Does that sound too geeky for words? It did to me, until I heard that Astraware will send a bottle of champagne to every couple who gets engaged in this manner. (I have no idea how Astraware intends to verify submitted claims.) The people who get the champagne will also be entered in a drawing for a free honeymoon cruise. So it could be worthwhile to pop the question via PDA. The limited Valentine's Day edition of Bejeweled will be around for only about a month, so act quickly.
The Smallest Smartphone?
I thought the new Sony Clies were small until I noticed a booth touting what has to be the teensy-weensiest Palm-based cell phone I've ever seen, Group Sense PDA's XPlore G18, formerly code-named Zircon.
This GSM/GPRS phone weighs a mere 3.7 ounces. It's actually not that skinny--it's 0.8 inch thick, which is on the chunky side for mobile phones and handhelds these days--but it has an impressively small footprint of about 1.8 by 3.9 inches, even though it has a built-in VGA camera. Of course, there are compromises. The 176-by-240-pixel screen is much smaller than a conventional Palm screen, and I can't imagine what some apps would look like on it. This is another product I'd like to get back to later.

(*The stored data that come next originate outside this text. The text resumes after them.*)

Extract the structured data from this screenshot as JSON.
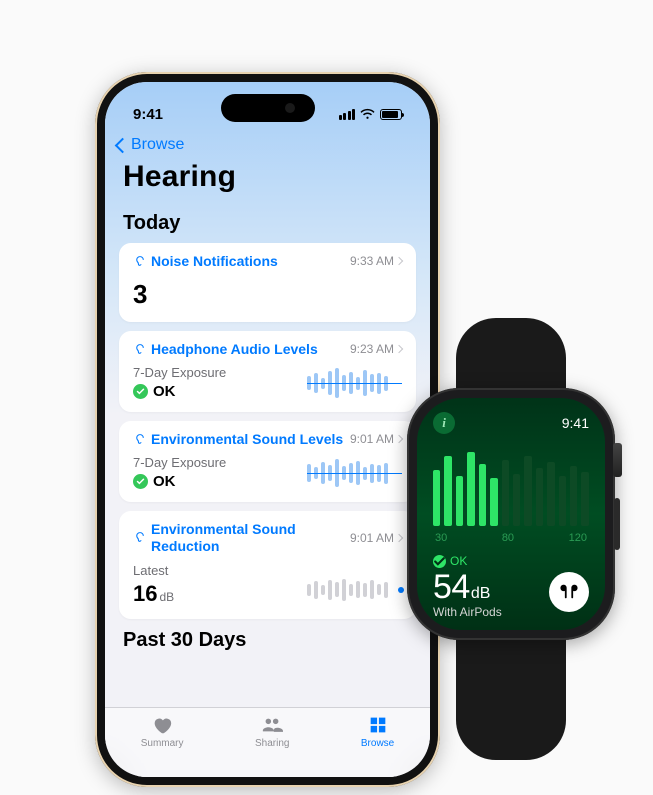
{
  "iphone": {
    "status_time": "9:41",
    "back_label": "Browse",
    "title": "Hearing",
    "section_today": "Today",
    "section_past": "Past 30 Days",
    "cards": {
      "noise": {
        "title": "Noise Notifications",
        "time": "9:33 AM",
        "value": "3"
      },
      "headphone": {
        "title": "Headphone Audio Levels",
        "time": "9:23 AM",
        "sublabel": "7-Day Exposure",
        "status": "OK"
      },
      "env_sound": {
        "title": "Environmental Sound Levels",
        "time": "9:01 AM",
        "sublabel": "7-Day Exposure",
        "status": "OK"
      },
      "env_reduce": {
        "title": "Environmental Sound Reduction",
        "time": "9:01 AM",
        "sublabel": "Latest",
        "value": "16",
        "unit": "dB"
      }
    },
    "tabs": {
      "summary": "Summary",
      "sharing": "Sharing",
      "browse": "Browse"
    }
  },
  "watch": {
    "time": "9:41",
    "scale": {
      "a": "30",
      "b": "80",
      "c": "120"
    },
    "status": "OK",
    "value": "54",
    "unit": "dB",
    "sub": "With AirPods"
  }
}
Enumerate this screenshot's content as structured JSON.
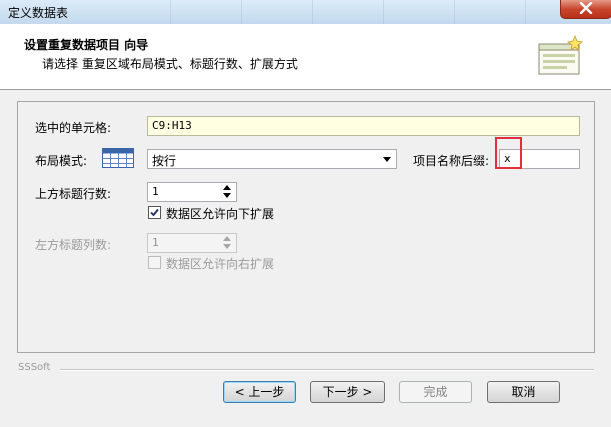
{
  "window": {
    "title": "定义数据表"
  },
  "header": {
    "title": "设置重复数据项目 向导",
    "subtitle": "请选择 重复区域布局模式、标题行数、扩展方式"
  },
  "form": {
    "cell_label": "选中的单元格:",
    "cell_value": "C9:H13",
    "layout_label": "布局模式:",
    "layout_value": "按行",
    "suffix_label": "项目名称后缀:",
    "suffix_value": "x",
    "top_rows_label": "上方标题行数:",
    "top_rows_value": "1",
    "expand_down_label": "数据区允许向下扩展",
    "expand_down_checked": true,
    "left_cols_label": "左方标题列数:",
    "left_cols_value": "1",
    "expand_right_label": "数据区允许向右扩展",
    "expand_right_checked": false
  },
  "footer": {
    "brand": "SSSoft",
    "prev_label": "< 上一步",
    "next_label": "下一步 >",
    "finish_label": "完成",
    "cancel_label": "取消"
  },
  "colors": {
    "highlight": "#e0303a",
    "cell_field_bg": "#ffffe1",
    "titlebar": "#c4d9ee"
  }
}
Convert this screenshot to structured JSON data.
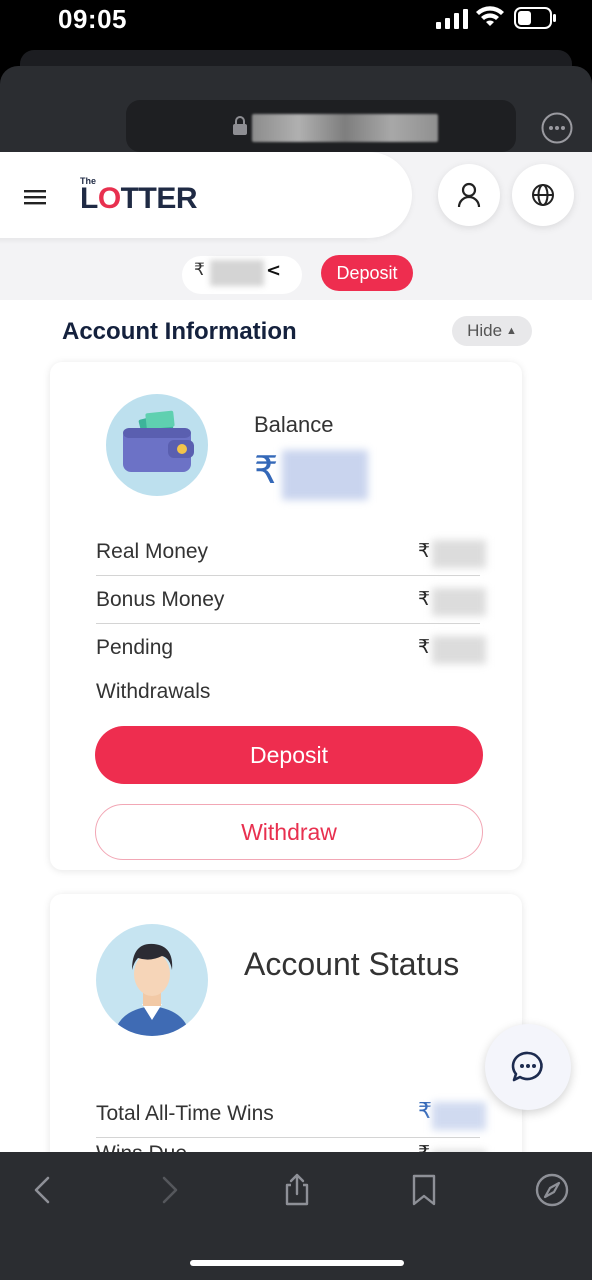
{
  "status_bar": {
    "time": "09:05"
  },
  "browser": {
    "url_blurred": true
  },
  "header": {
    "logo_small": "The",
    "logo_l": "L",
    "logo_o": "O",
    "logo_rest": "TTER",
    "currency_symbol": "₹",
    "collapse_glyph": "<",
    "deposit_chip": "Deposit"
  },
  "account_info": {
    "title": "Account Information",
    "hide_label": "Hide",
    "hide_glyph": "▲",
    "balance_label": "Balance",
    "balance_symbol": "₹",
    "rows": [
      {
        "label": "Real Money",
        "symbol": "₹"
      },
      {
        "label": "Bonus Money",
        "symbol": "₹"
      },
      {
        "label": "Pending",
        "label_line2": "Withdrawals",
        "symbol": "₹"
      }
    ],
    "deposit_button": "Deposit",
    "withdraw_button": "Withdraw"
  },
  "account_status": {
    "title": "Account Status",
    "rows": [
      {
        "label": "Total All-Time Wins",
        "symbol": "₹"
      },
      {
        "label": "Wins Due",
        "symbol": "₹"
      }
    ]
  },
  "colors": {
    "brand_red": "#ee2d4f",
    "navy": "#14213d",
    "rupee_blue": "#3468b8",
    "browser_chrome": "#2b2d31"
  }
}
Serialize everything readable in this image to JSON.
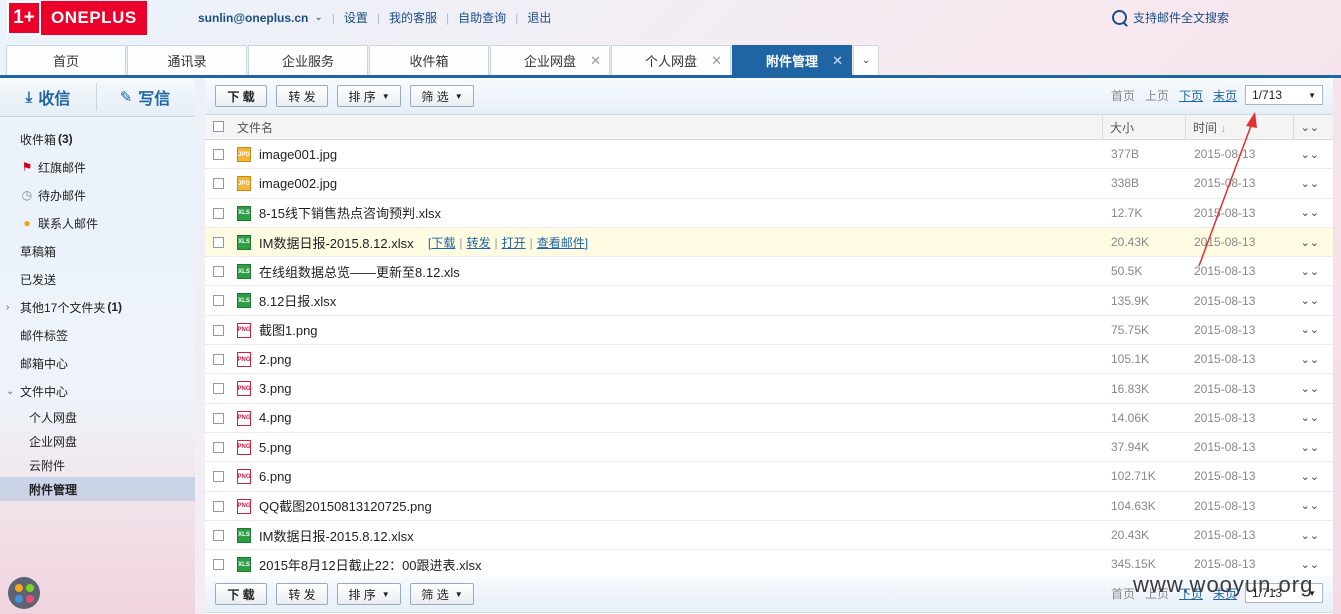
{
  "brand": {
    "mark": "1+",
    "name": "ONEPLUS",
    "color": "#eb0029"
  },
  "userbar": {
    "email": "sunlin@oneplus.cn",
    "links": [
      "设置",
      "我的客服",
      "自助查询",
      "退出"
    ]
  },
  "search": {
    "label": "支持邮件全文搜索"
  },
  "tabs": [
    {
      "label": "首页",
      "closable": false,
      "active": false
    },
    {
      "label": "通讯录",
      "closable": false,
      "active": false
    },
    {
      "label": "企业服务",
      "closable": false,
      "active": false
    },
    {
      "label": "收件箱",
      "closable": false,
      "active": false
    },
    {
      "label": "企业网盘",
      "closable": true,
      "active": false
    },
    {
      "label": "个人网盘",
      "closable": true,
      "active": false
    },
    {
      "label": "附件管理",
      "closable": true,
      "active": true
    }
  ],
  "sidebar": {
    "receive": "收信",
    "compose": "写信",
    "folders": {
      "inbox": {
        "label": "收件箱",
        "count": "(3)"
      },
      "flagged": "红旗邮件",
      "todo": "待办邮件",
      "contacts": "联系人邮件",
      "drafts": "草稿箱",
      "sent": "已发送",
      "others": {
        "label": "其他17个文件夹",
        "count": "(1)"
      },
      "tags": "邮件标签",
      "center": "邮箱中心",
      "files": "文件中心",
      "files_sub": [
        "个人网盘",
        "企业网盘",
        "云附件",
        "附件管理"
      ]
    }
  },
  "toolbar": {
    "download": "下 载",
    "forward": "转 发",
    "sort": "排 序",
    "filter": "筛 选",
    "pager": {
      "first": "首页",
      "prev": "上页",
      "next": "下页",
      "last": "末页",
      "page": "1/713"
    }
  },
  "table": {
    "headers": {
      "name": "文件名",
      "size": "大小",
      "time": "时间"
    },
    "row_actions": [
      "下载",
      "转发",
      "打开",
      "查看邮件"
    ],
    "rows": [
      {
        "type": "jpg",
        "name": "image001.jpg",
        "size": "377B",
        "time": "2015-08-13"
      },
      {
        "type": "jpg",
        "name": "image002.jpg",
        "size": "338B",
        "time": "2015-08-13"
      },
      {
        "type": "xls",
        "name": "8-15线下销售热点咨询预判.xlsx",
        "size": "12.7K",
        "time": "2015-08-13"
      },
      {
        "type": "xls",
        "name": "IM数据日报-2015.8.12.xlsx",
        "size": "20.43K",
        "time": "2015-08-13",
        "highlight": true
      },
      {
        "type": "xls",
        "name": "在线组数据总览——更新至8.12.xls",
        "size": "50.5K",
        "time": "2015-08-13"
      },
      {
        "type": "xls",
        "name": "8.12日报.xlsx",
        "size": "135.9K",
        "time": "2015-08-13"
      },
      {
        "type": "png",
        "name": "截图1.png",
        "size": "75.75K",
        "time": "2015-08-13"
      },
      {
        "type": "png",
        "name": "2.png",
        "size": "105.1K",
        "time": "2015-08-13"
      },
      {
        "type": "png",
        "name": "3.png",
        "size": "16.83K",
        "time": "2015-08-13"
      },
      {
        "type": "png",
        "name": "4.png",
        "size": "14.06K",
        "time": "2015-08-13"
      },
      {
        "type": "png",
        "name": "5.png",
        "size": "37.94K",
        "time": "2015-08-13"
      },
      {
        "type": "png",
        "name": "6.png",
        "size": "102.71K",
        "time": "2015-08-13"
      },
      {
        "type": "png",
        "name": "QQ截图20150813120725.png",
        "size": "104.63K",
        "time": "2015-08-13"
      },
      {
        "type": "xls",
        "name": "IM数据日报-2015.8.12.xlsx",
        "size": "20.43K",
        "time": "2015-08-13"
      },
      {
        "type": "xls",
        "name": "2015年8月12日截止22：00跟进表.xlsx",
        "size": "345.15K",
        "time": "2015-08-13"
      }
    ]
  },
  "watermark": "www.wooyun.org",
  "colors": {
    "primary": "#1f65a4",
    "highlight_row": "#fffbe2",
    "annotation": "#e03030"
  }
}
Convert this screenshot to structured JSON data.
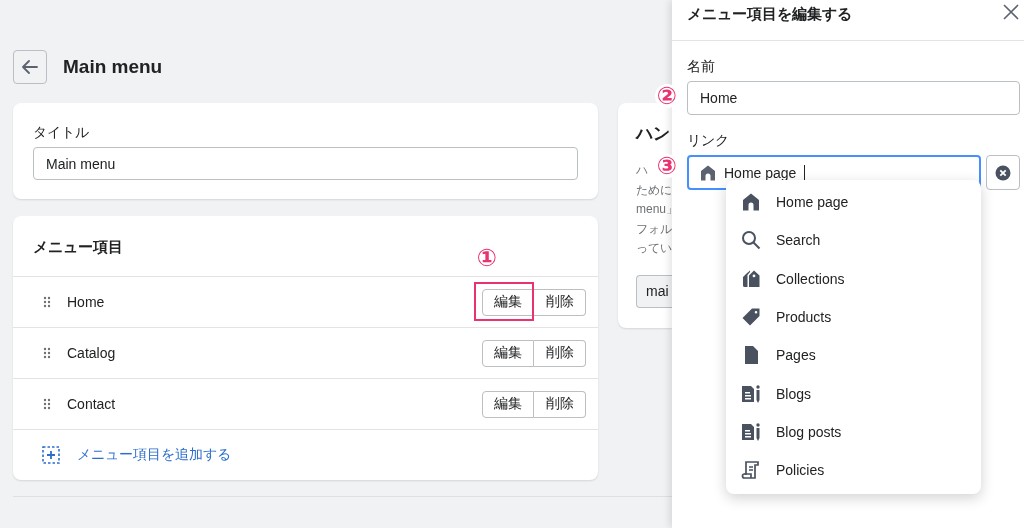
{
  "page": {
    "title": "Main menu"
  },
  "title_card": {
    "label": "タイトル",
    "value": "Main menu"
  },
  "menu_card": {
    "heading": "メニュー項目",
    "items": [
      {
        "name": "Home",
        "edit": "編集",
        "delete": "削除",
        "highlighted": true
      },
      {
        "name": "Catalog",
        "edit": "編集",
        "delete": "削除",
        "highlighted": false
      },
      {
        "name": "Contact",
        "edit": "編集",
        "delete": "削除",
        "highlighted": false
      }
    ],
    "add_link": "メニュー項目を追加する"
  },
  "handle_card": {
    "title": "ハン",
    "lines": [
      "ハ",
      "ために",
      "menu」",
      "フォル",
      "ってい"
    ],
    "button": "mai"
  },
  "drawer": {
    "title": "メニュー項目を編集する",
    "name_label": "名前",
    "name_value": "Home",
    "link_label": "リンク",
    "link_value": "Home page",
    "link_focused": true,
    "options": [
      {
        "label": "Home page",
        "kind": "home"
      },
      {
        "label": "Search",
        "kind": "search"
      },
      {
        "label": "Collections",
        "kind": "collections"
      },
      {
        "label": "Products",
        "kind": "product"
      },
      {
        "label": "Pages",
        "kind": "page"
      },
      {
        "label": "Blogs",
        "kind": "blog"
      },
      {
        "label": "Blog posts",
        "kind": "blog"
      },
      {
        "label": "Policies",
        "kind": "policy"
      }
    ]
  },
  "annotations": [
    {
      "label": "①"
    },
    {
      "label": "②"
    },
    {
      "label": "③"
    }
  ]
}
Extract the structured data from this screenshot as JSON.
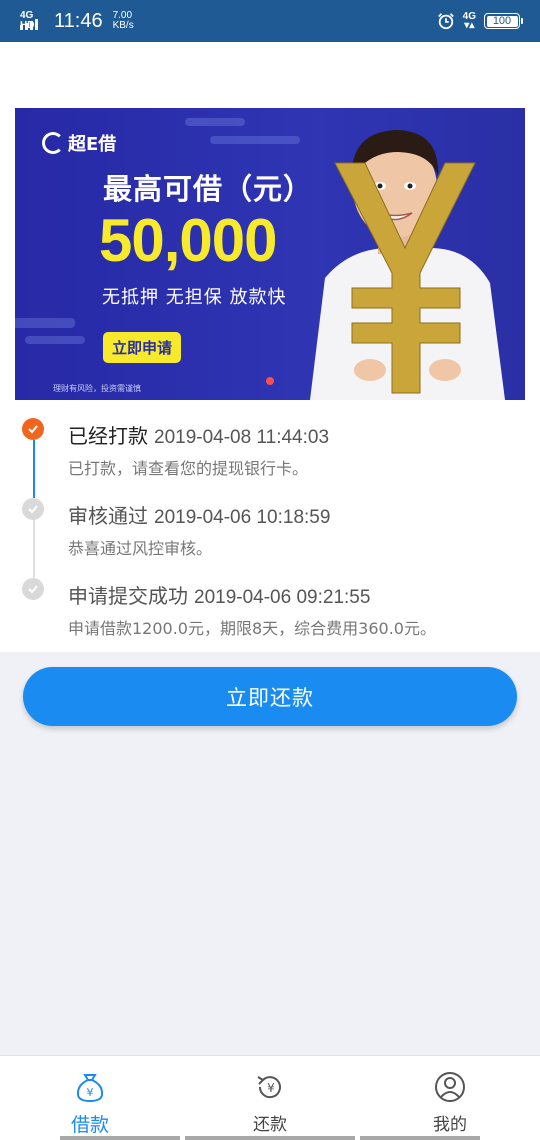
{
  "status_bar": {
    "network_tag": "4G HD",
    "time": "11:46",
    "speed_value": "7.00",
    "speed_unit": "KB/s",
    "net_right": "4G",
    "battery": "100"
  },
  "banner": {
    "logo_text": "超E借",
    "headline": "最高可借（元）",
    "amount": "50,000",
    "subline": "无抵押  无担保  放款快",
    "apply_label": "立即申请",
    "disclaimer": "理财有风险，投资需谨慎"
  },
  "timeline": [
    {
      "title": "已经打款",
      "time": "2019-04-08 11:44:03",
      "desc": "已打款，请查看您的提现银行卡。",
      "status": "active"
    },
    {
      "title": "审核通过",
      "time": "2019-04-06 10:18:59",
      "desc": "恭喜通过风控审核。",
      "status": "done"
    },
    {
      "title": "申请提交成功",
      "time": "2019-04-06 09:21:55",
      "desc": "申请借款1200.0元，期限8天，综合费用360.0元。",
      "status": "done"
    }
  ],
  "repay_button": "立即还款",
  "tabs": [
    {
      "label": "借款",
      "icon": "money-bag-icon",
      "active": true
    },
    {
      "label": "还款",
      "icon": "repay-cycle-icon",
      "active": false
    },
    {
      "label": "我的",
      "icon": "user-profile-icon",
      "active": false
    }
  ],
  "colors": {
    "accent": "#1a8bf0",
    "status_bar": "#1f5a94",
    "timeline_active": "#f0661e",
    "banner_bg": "#2a2fa5",
    "banner_highlight": "#f7ea2c"
  }
}
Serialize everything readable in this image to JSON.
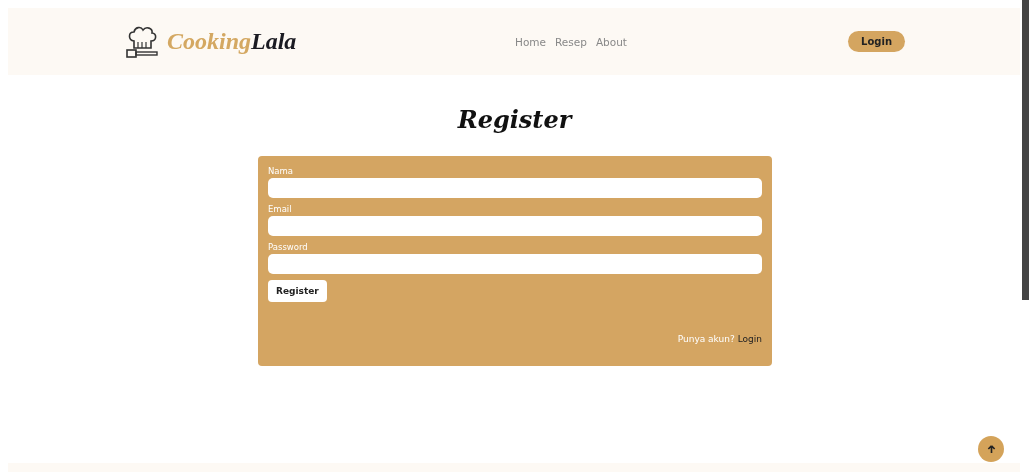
{
  "navbar": {
    "brand": [
      "Cooking",
      "Lala"
    ],
    "links": [
      "Home",
      "Resep",
      "About"
    ],
    "login_button": "Login"
  },
  "heading": "Register",
  "form": {
    "fields": [
      {
        "label": "Nama"
      },
      {
        "label": "Email"
      },
      {
        "label": "Password"
      }
    ],
    "submit": "Register",
    "footer_text": "Punya akun?",
    "footer_link": "Login"
  }
}
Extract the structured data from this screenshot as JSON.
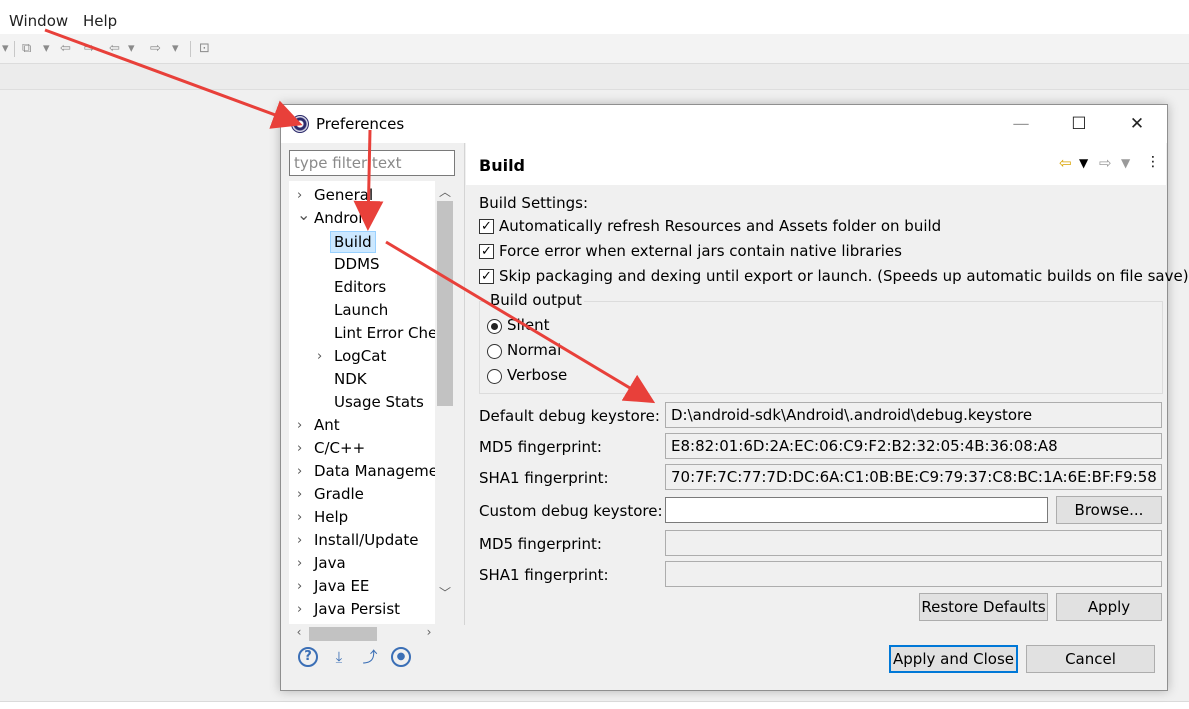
{
  "menubar": {
    "items": [
      "Window",
      "Help"
    ]
  },
  "dialog": {
    "title": "Preferences",
    "filter_placeholder": "type filter text",
    "tree": [
      {
        "label": "General",
        "level": 0,
        "expander": "collapsed"
      },
      {
        "label": "Android",
        "level": 0,
        "expander": "expanded"
      },
      {
        "label": "Build",
        "level": 1,
        "expander": "none",
        "selected": true
      },
      {
        "label": "DDMS",
        "level": 1,
        "expander": "none"
      },
      {
        "label": "Editors",
        "level": 1,
        "expander": "none"
      },
      {
        "label": "Launch",
        "level": 1,
        "expander": "none"
      },
      {
        "label": "Lint Error Che",
        "level": 1,
        "expander": "none"
      },
      {
        "label": "LogCat",
        "level": 1,
        "expander": "collapsed"
      },
      {
        "label": "NDK",
        "level": 1,
        "expander": "none"
      },
      {
        "label": "Usage Stats",
        "level": 1,
        "expander": "none"
      },
      {
        "label": "Ant",
        "level": 0,
        "expander": "collapsed"
      },
      {
        "label": "C/C++",
        "level": 0,
        "expander": "collapsed"
      },
      {
        "label": "Data Manageme",
        "level": 0,
        "expander": "collapsed"
      },
      {
        "label": "Gradle",
        "level": 0,
        "expander": "collapsed"
      },
      {
        "label": "Help",
        "level": 0,
        "expander": "collapsed"
      },
      {
        "label": "Install/Update",
        "level": 0,
        "expander": "collapsed"
      },
      {
        "label": "Java",
        "level": 0,
        "expander": "collapsed"
      },
      {
        "label": "Java EE",
        "level": 0,
        "expander": "collapsed"
      },
      {
        "label": "Java Persist",
        "level": 0,
        "expander": "collapsed"
      }
    ],
    "page": {
      "title": "Build",
      "build_settings_label": "Build Settings:",
      "checkboxes": [
        {
          "label": "Automatically refresh Resources and Assets folder on build",
          "checked": true
        },
        {
          "label": "Force error when external jars contain native libraries",
          "checked": true
        },
        {
          "label": "Skip packaging and dexing until export or launch. (Speeds up automatic builds on file save)",
          "checked": true
        }
      ],
      "build_output": {
        "label": "Build output",
        "options": [
          {
            "label": "Silent",
            "selected": true
          },
          {
            "label": "Normal",
            "selected": false
          },
          {
            "label": "Verbose",
            "selected": false
          }
        ]
      },
      "default_keystore": {
        "label": "Default debug keystore:",
        "value": "D:\\android-sdk\\Android\\.android\\debug.keystore",
        "md5_label": "MD5 fingerprint:",
        "md5_value": "E8:82:01:6D:2A:EC:06:C9:F2:B2:32:05:4B:36:08:A8",
        "sha1_label": "SHA1 fingerprint:",
        "sha1_value": "70:7F:7C:77:7D:DC:6A:C1:0B:BE:C9:79:37:C8:BC:1A:6E:BF:F9:58"
      },
      "custom_keystore": {
        "label": "Custom debug keystore:",
        "value": "",
        "browse_label": "Browse...",
        "md5_label": "MD5 fingerprint:",
        "md5_value": "",
        "sha1_label": "SHA1 fingerprint:",
        "sha1_value": ""
      },
      "restore_defaults_label": "Restore Defaults",
      "apply_label": "Apply"
    },
    "footer": {
      "apply_close_label": "Apply and Close",
      "cancel_label": "Cancel"
    }
  },
  "colors": {
    "annotation_arrow": "#e8403a",
    "selection": "#cce8ff",
    "default_button_border": "#0078d7"
  }
}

The guy at the booth said the phone is out in Hong Kong now and will be available in the U.S. later this year--but the cell phone service that will offer it hasn't been announced.
PDA Training Falls Short
Finally, every trade show has its duds; this one was no exception. A rep for PalmGear, one of the big online handheld stores, gave me a copy of Power By Hand's video training disc that's designed for people who've never used a Palm. I stuck it in my PC's DVD drive and was astonished by how little instruction and how much feel-good babble and blatant promotion of PalmGear the teacher managed to convey in the first 10 minutes.
I'm sure there are still people out there who haven't ever used a Palm or any other type of PDA, and that some of those people would rather learn how from another person rather than a manual. But I have to think that most of those folks can find a friend or colleague who already has a Palm and can help them out. I wouldn't spend 20 cents for this CD, let alone the $20 it goes for.